Mas foi ali que nasceu Jean-Jacques Rousseau, no Bairro de São João, um bairro católico. Ele é originário de segmentos intermediários da sociedade, mais especificamente a pequena burguesia relojoeira. Rousseau, entretanto, ascenderá à condição de grande burguês. Teve um irmão que teve um destino incógnito: ao sair de casa um dia, nunca mais foi visto. Existe um romance chamado O Filho Único, contado da perspectiva do irmão que ficou sozinho. Rousseau enfrentará a aventura do mundo. Fugirá de casa, mas dele sempre se terão notícias. Até pensou em retornar a Genebra.

Rousseau teve o infortúnio de, nos verdíssimos anos de sua vida, perder sucessivamente a mãe e o pai. Foi criado por tios e avós. Essa criação foi traumática para ele, ainda mais porque o menino atípico, que sentia profundamente falta do pai e da mãe, com a educação que os tios lhe conferiam, terminou conflitado com esse ambiente e foi mandado para uma instituição religiosa onde os jovens com problemas de família eram mandados.
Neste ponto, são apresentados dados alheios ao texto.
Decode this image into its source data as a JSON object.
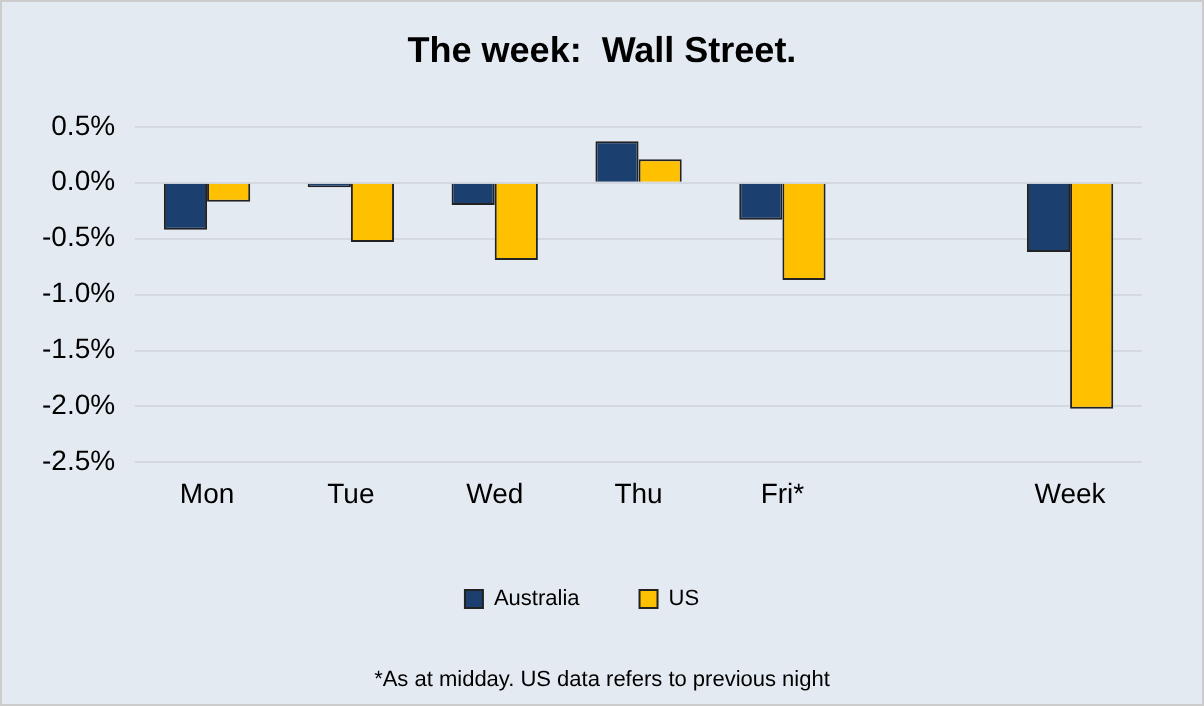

Quase um reformatório. Por isso Rousseau será criado por padres católicos e depois por pastores protestantes. Foi tanto católico quanto protestante. Quando a família o aceita socialmente e se torna parte da burguesia relojoeira suíça, quando a grande indústria do Paraguai e da China não lhe faziam concorrência, os relógios eram grandes obras de arte. Rousseau já havia partido para a aventura no mundo. Fugiu à pé da Suíça para a França, e viveu de maneira muito desigualitária do ponto de vista de sua experiência material. Conheceu tanto a necessidade quanto o fausto. Não sendo nobre, não tendo família e escopo social de Montesquieu ou Voltaire, sem chance de exercer funções na Administração, Igreja, Exército ou Nobreza, tornou-se protegido, em especial, de figuras riquíssimas e potentadas. Havia pessoas que queriam um acompanhante de alta sofisticação e que se dispusesse a viver nesses luxuosos castelos. Uma delas se fez como que sua mãe, Françoise-Louise de Warens, ou simplesmente “Senhora de Warens” e foi certamente a maior das protetoras de que dispôs.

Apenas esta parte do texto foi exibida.